JP5993617B2 - Synthetic leather - Google Patents

Description

The present invention relates to a synthetic leather excellent in flame retardancy and having a good elongation balance in the vertical and horizontal directions, and in particular, has a floor area of 144 sq. ft. The present invention relates to a synthetic leather suitable as an aircraft interior material of about 13.4 m ² or more.

In recent years, in the field of aircraft, from the viewpoint of fuel saving, weight reduction of an aircraft body has been studied. As a result, the interior materials used for aircraft (skin materials such as walls, ceilings, partitions, seats, etc.) are lighter in weight than the main skin, and have excellent workability, quality stability, and maintainability. Demand for synthetic leather is increasing.
Such aircraft interior materials need to satisfy strict standards for combustion resistance (flame resistance) determined by the size (floor area) of the airplane and the site of use.

For example, Patent Document 1 discloses a synthetic leather having an improved flameproofing property by providing a skin layer on at least one surface of a flameproofed polyester fiber fabric with an adhesive layer containing a specific flameproofing agent. Has been proposed.
However, in the proposed synthetic leather, the floor area is 144 sq. ft. It has been difficult to obtain the flame retardancy required for the aircraft interior materials described above.

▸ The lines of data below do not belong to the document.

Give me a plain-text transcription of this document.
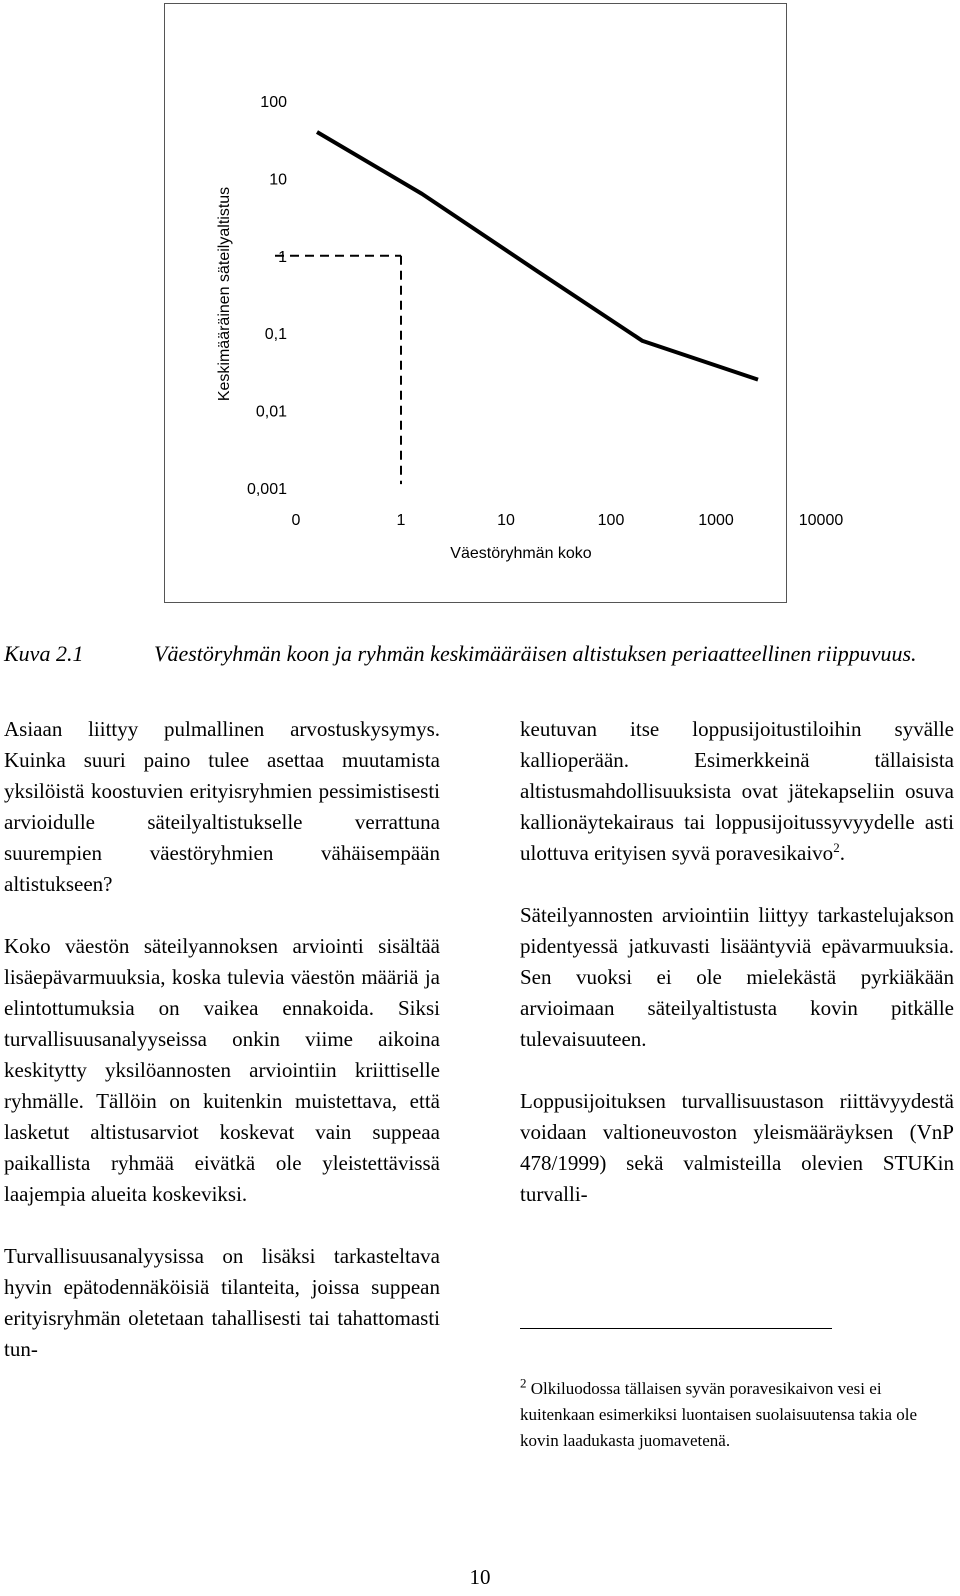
100
10
1
0,1
0,01
0,001
0	1	10	100	1000	10000
Väestöryhmän koko
Keskimääräinen säteilyaltistus
Kuva 2.1	Väestöryhmän koon ja ryhmän keskimääräisen altistuksen periaatteellinen riippuvuus.

Asiaan liittyy pulmallinen arvostuskysymys. Kuinka suuri paino tulee asettaa muutamista yksilöistä koostuvien erityisryhmien pessimistisesti arvioidulle säteilyaltistukselle verrattuna suurempien väestöryhmien vähäisempään altistukseen?

Koko väestön säteilyannoksen arviointi sisältää lisäepävarmuuksia, koska tulevia väestön määriä ja elintottumuksia on vaikea ennakoida. Siksi turvallisuusanalyyseissa onkin viime aikoina keskitytty yksilöannosten arviointiin kriittiselle ryhmälle. Tällöin on kuitenkin muistettava, että lasketut altistusarviot koskevat vain suppeaa paikallista ryhmää eivätkä ole yleistettävissä laajempia alueita koskeviksi.

Turvallisuusanalyysissa on lisäksi tarkasteltava hyvin epätodennäköisiä tilanteita, joissa suppean erityisryhmän oletetaan tahallisesti tai tahattomasti tun-

keutuvan itse loppusijoitustiloihin syvälle kallioperään. Esimerkkeinä tällaisista altistusmahdollisuuksista ovat jätekapseliin osuva kallionäytekairaus tai loppusijoitussyvyydelle asti ulottuva erityisen syvä poravesikaivo$^2$.

Säteilyannosten arviointiin liittyy tarkastelujakson pidentyessä jatkuvasti lisääntyviä epävarmuuksia. Sen vuoksi ei ole mielekästä pyrkiäkään arvioimaan säteilyaltistusta kovin pitkälle tulevaisuuteen.

Loppusijoituksen turvallisuustason riittävyydestä voidaan valtioneuvoston yleismääräyksen (VnP 478/1999) sekä valmisteilla olevien STUKin turvalli-

$^2$ Olkiluodossa tällaisen syvän poravesikaivon vesi ei kuitenkaan esimerkiksi luontaisen suolaisuutensa takia ole kovin laadukasta juomavetenä.
10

On the other hand, meta-aramid fibers are known as chemical fibers having high flame retardancy while having the same strength as polyester fibers.
However, since the filament yarn of meta-aramid fiber is hard, the synthetic leather using this as a raw fabric has a paper-like texture. It is easy to become a wrinkle. Moreover, if this synthetic leather is used as a seat skin material, the stretch balance in the vertical and horizontal directions is poor, so the chair tension is inferior, and the soft texture and volume required for the seat and back There were problems such as inferiority.

Japanese Patent No. 4870412

  In consideration of the above points, the present invention has excellent smoothness, a soft texture and a high-quality texture (volume feeling), a good elongation balance in the vertical and horizontal directions, and flame retardancy. It is an object to provide an excellent synthetic leather.

  As a result of investigations to solve the above problems, the present inventors have not only been able to obtain high flame retardancy by using raw fabrics knitted with spun yarn containing meta-aramid fibers. It has been found that synthetic leather with high tensile strength and tearing strength can be obtained while having high quality texture and soft texture because of its good compatibility with polyurethane resin.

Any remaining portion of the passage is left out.